J.M. Meulenhoff (1869-1939) is als directeur en oprichter van de uitgeverij tot zijn aftreden de vaste correspondent van Ritter. De meeste brieven van Meulenhoff zijn verzoeken aan Ritter om één of meerdere van zijn uitgaven te bespreken. In die brieven prijst hij over het algemeen uitgebreid het werk waar het om gaat en schroomt hij enige lovende woorden over Ritter niet. Deze is gedurende zijn correspondentie met Meulenhoff25 vrijwel altijd ingegaan op een verzoek van de uitgever om een boek te bespreken voor de radio. Op 7 juli 1930 sprak hij over Het fregatschip Johanna Maria van Arthur van Schendel.26 Naar aanleiding van die lezing prijkte op de voorkant van de reclamefolder van het boek in kapitalen: ‘Dr. P.H. Ritter noemde Arthur van Schendel in een zijner besprekingen “Den prins der Nederlandsche letteren”.’ Bovendien stond er een groot citaat afgedrukt: ‘De werken van Van Schendel zijn talentvol, met liefde geschreven en dit werk is als zijn meesterwerk te beschouwen. Ieder Nederlander moet dit nederlandsche boek in zijn bezit hebben, het zal een kostbaar bezit zijn, dat door de jaren heen, zijn waarde zal behouden.’
Over Ritters bespreking van Vrouwenkruistocht van Jo van Ammers-Küller27 was
Meulenhoff minder tevreden. Op 12 januari 1931 schreef hij: ‘U deelde ons indertijd mede, dat U een bespreking aan “Vrouwenkruistocht” zou wijden, die weliswaar niet helemaal prijzend zou zijn, maar dat door de wijze waarop U het zou bespreken de verkoop toch zeker gebaat zou worden.’
Hieruit blijkt al dat Ritter bereid was om zijn besprekingen aan te passen aan de wens van een uitgever. Helaas voor Meulenhoff stagneerde echter de verkoop van het boek na Ritters bespreking. In dezelfde brief memoreert de uitgever het artikel waarin Ritter zou hebben gezegd dat het ‘een zeer lezenswaardig boek met vele goede kwaliteiten is, maar dat het meer journalistiek dan litteratuur is’. Meulenhoff: ‘En hierop doorgaande heeft U het boek qua begeerenswaardig litterair product toch eigenlijk geheel afgemaakt.’ Als een boek niet slecht is, moet de criticus naar zijn mening mild zijn. Hij sluit zijn brief af met de woorden: ‘There is something rotten in the state of criticism.’

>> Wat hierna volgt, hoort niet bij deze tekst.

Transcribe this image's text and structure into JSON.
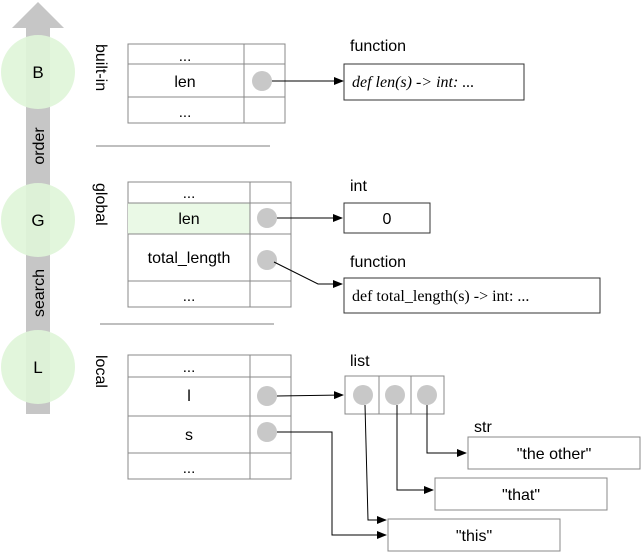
{
  "search_order": {
    "arrow_label_top": "order",
    "arrow_label_bottom": "search",
    "scopes": [
      {
        "letter": "B",
        "name": "built-in"
      },
      {
        "letter": "G",
        "name": "global"
      },
      {
        "letter": "L",
        "name": "local"
      }
    ]
  },
  "builtin_frame": {
    "rows": [
      "...",
      "len",
      "..."
    ],
    "objects": [
      {
        "type_label": "function",
        "value": "def len(s) -> int: ..."
      }
    ]
  },
  "global_frame": {
    "rows": [
      "...",
      "len",
      "total_length",
      "..."
    ],
    "objects": [
      {
        "type_label": "int",
        "value": "0"
      },
      {
        "type_label": "function",
        "value": "def total_length(s) -> int: ..."
      }
    ]
  },
  "local_frame": {
    "rows": [
      "...",
      "l",
      "s",
      "..."
    ],
    "list_label": "list",
    "str_label": "str",
    "strings": [
      "\"the other\"",
      "\"that\"",
      "\"this\""
    ]
  },
  "colors": {
    "scope_circle": "#dff5d8",
    "highlight_row": "#eaf9e6",
    "arrow_bar": "#c6c6c6",
    "pointer_dot": "#c8c8c8",
    "divider": "#aaaaaa"
  }
}
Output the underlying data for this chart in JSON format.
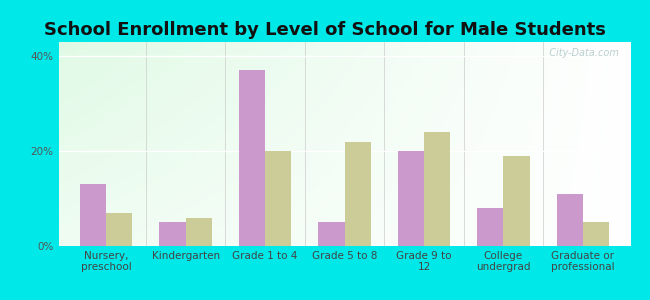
{
  "title": "School Enrollment by Level of School for Male Students",
  "categories": [
    "Nursery,\npreschool",
    "Kindergarten",
    "Grade 1 to 4",
    "Grade 5 to 8",
    "Grade 9 to\n12",
    "College\nundergrad",
    "Graduate or\nprofessional"
  ],
  "gaylord": [
    13,
    5,
    37,
    5,
    20,
    8,
    11
  ],
  "michigan": [
    7,
    6,
    20,
    22,
    24,
    19,
    5
  ],
  "gaylord_color": "#cc99cc",
  "michigan_color": "#cccc99",
  "background_outer": "#00e8e8",
  "yticks": [
    0,
    20,
    40
  ],
  "ylabel_ticks": [
    "0%",
    "20%",
    "40%"
  ],
  "ylim": [
    0,
    43
  ],
  "bar_width": 0.33,
  "title_fontsize": 13,
  "tick_fontsize": 7.5,
  "legend_fontsize": 9,
  "watermark": "  City-Data.com"
}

Een opvallend verwijt. Als er één criticus mild was, was het Ritter. Meulenhoff had mogelijk te hoge verwachtingen van de criticus als publiciteitsmedewerker van zijn eigen bedrijf. Zo wordt uit een brief van 16 april 1932 duidelijk dat hij eigenlijk alleen wilde dat zijn boeken besproken werden indien van tevoren zeker
was dat de bespreking lovend zou zijn. Ook gaf hij niet zelden kritiek op de manier waarop Ritter in zijn Boekenhalfuur een werk van Meulenhoff besprak. Dat houdt echter op eind 1934. In een brief van 3 november vraagt Meulenhoff aan Ritter om enkele kritieken van boeken ‘waarvoor wij speciaal moeite willen doen’. Uit de prospectussen wordt duidelijk waar het precies om ging: Meulenhoff maakte voor iedere uitgave een reclamekaart met daarop een (anonieme) bespreking. Ritter zou f 10,- per beoordeling krijgen. Meulenhoff sloot af met: ‘Ik zal het zeer waarderen wanneer wij op deze wijze althans kunnen beginnen aangenaam samen te werken.’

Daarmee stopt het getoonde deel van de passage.